Everyone always talks about "backing up your data" which is of course a good thing. In fact, not backing up can be considered an act of corporate negligence as it takes very little time for the data to quickly exceed the value of whatever holds it. Replacing a hard drive is cheap and easy. Replacing a thousand iTunes, not quite as quick and easy.
There's the other side to a backup process. It's called business resumption or data restoration. It's what you do after something bad happens.
Yesterday was a good example of when something simple turns into something ugly.
About a week ago we had a technical hiccup on the server. We made some quick checks; all seemed fine. We were busy and nobody was complaining. About 2am yesterday, one of our servers was auto-updated with some new software. The update overwrote/reset something that made certain services stop. e.g., http is a service. When you ask for a web page, the web server software listens and responds via http. We tried to restart the services, but they were not behaving.
Without getting into the details, we asked the data center for help and within a few hours, the server was back, but our data wasn't. What we didn't know was that the hiccup a week previous was related to our backup system. When we went to restore our data, it was corrupt so we were backing up garbage.
Restoring bad data is like going back in time. Ever write a long post and then have your browser crash? Imagine a one that you wrote for five days.
So, moral of the story:
1. Don't ignore hardware/software warning messages.
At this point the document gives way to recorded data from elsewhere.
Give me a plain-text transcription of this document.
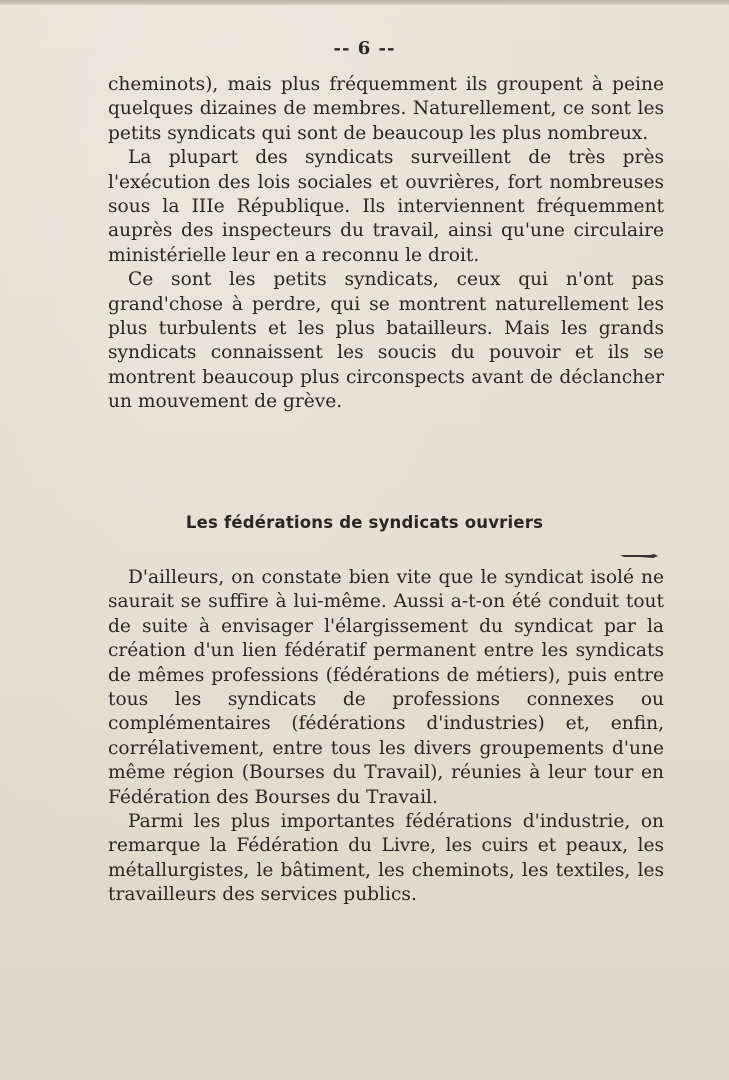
-- 6 --

cheminots), mais plus fréquemment ils groupent à peine quelques dizaines de membres. Naturellement, ce sont les petits syndicats qui sont de beaucoup les plus nombreux.

La plupart des syndicats surveillent de très près l'exécution des lois sociales et ouvrières, fort nombreuses sous la IIIe République. Ils interviennent fréquemment auprès des inspecteurs du travail, ainsi qu'une circulaire ministérielle leur en a reconnu le droit.

Ce sont les petits syndicats, ceux qui n'ont pas grand'chose à perdre, qui se montrent naturellement les plus turbulents et les plus batailleurs. Mais les grands syndicats connaissent les soucis du pouvoir et ils se montrent beaucoup plus circonspects avant de déclancher un mouvement de grève.

Les fédérations de syndicats ouvriers

D'ailleurs, on constate bien vite que le syndicat isolé ne saurait se suffire à lui-même. Aussi a-t-on été conduit tout de suite à envisager l'élargissement du syndicat par la création d'un lien fédératif permanent entre les syndicats de mêmes professions (fédérations de métiers), puis entre tous les syndicats de professions connexes ou complémentaires (fédérations d'industries) et, enfin, corrélativement, entre tous les divers groupements d'une même région (Bourses du Travail), réunies à leur tour en Fédération des Bourses du Travail.

Parmi les plus importantes fédérations d'industrie, on remarque la Fédération du Livre, les cuirs et peaux, les métallurgistes, le bâtiment, les cheminots, les textiles, les travailleurs des services publics.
This is true with computers just as it is in life.
2. Make sure your backups contain data that prevent you from time travel. (i.e., run a test to make sure they work)
3. Have a written business resumption process so that when something does happen, you have a reliable checklist that anyone can follow.
PS. I realize that most don't run their own servers, so then replace "server" with "laptop" or whatever your primary computer is where important data resides. Everything above applies to any device that holds data that exceeds the value of the container.